Much of that recent decline in Title 42 expulsions is likely due to the administration’s aversion to the CDC orders.

On April 6, the administration announced that it would be terminating Title 42, effective May 23. That was challenged by state plaintiffs, and on May 20, Judge Robert Summerhays of the U.S. District Court for the Western District of Louisiana enjoined CDC’s attempts to end Title 42.

On November 17, however, Judge Emmet Sullivan of the U.S. District Court for the District of Columbia issued an order vacating and enjoining Title 42, effective December 21.

The Biden administration is (somewhat inconsistently) appealing Judge Sullivan’s order in an 11th-hour bid to maintain the policy, but when and if Title 42 ends, DHS warns that up to 18,000 migrants per day will enter the United States illegally. The Times’ depiction of the chaos that will ensue at that point is apt.
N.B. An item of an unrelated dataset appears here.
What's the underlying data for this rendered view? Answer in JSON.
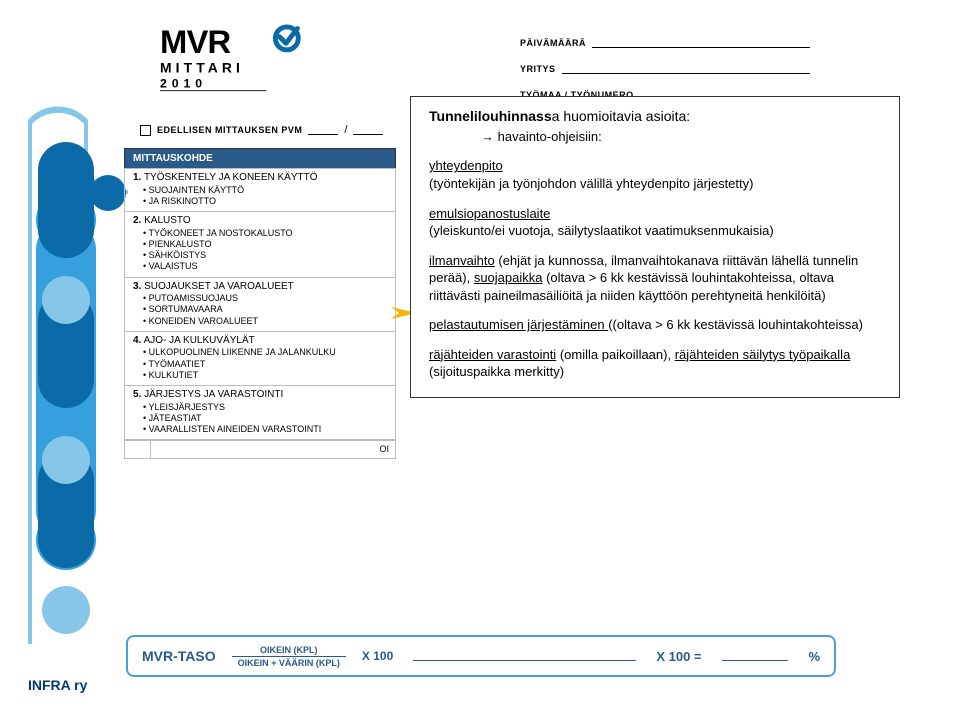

Today, it’s El Paso struggling with a migrant surge, but post-Title 42, it will be cities and towns all along the Southwest border. Soon after, every community across the country will feel the strain, as schools and emergency rooms fill, and municipal coffers are taxed. It looks like the Mexican government won’t stop migrants from coming, so absent a White House policy reversal, things will just get even worse.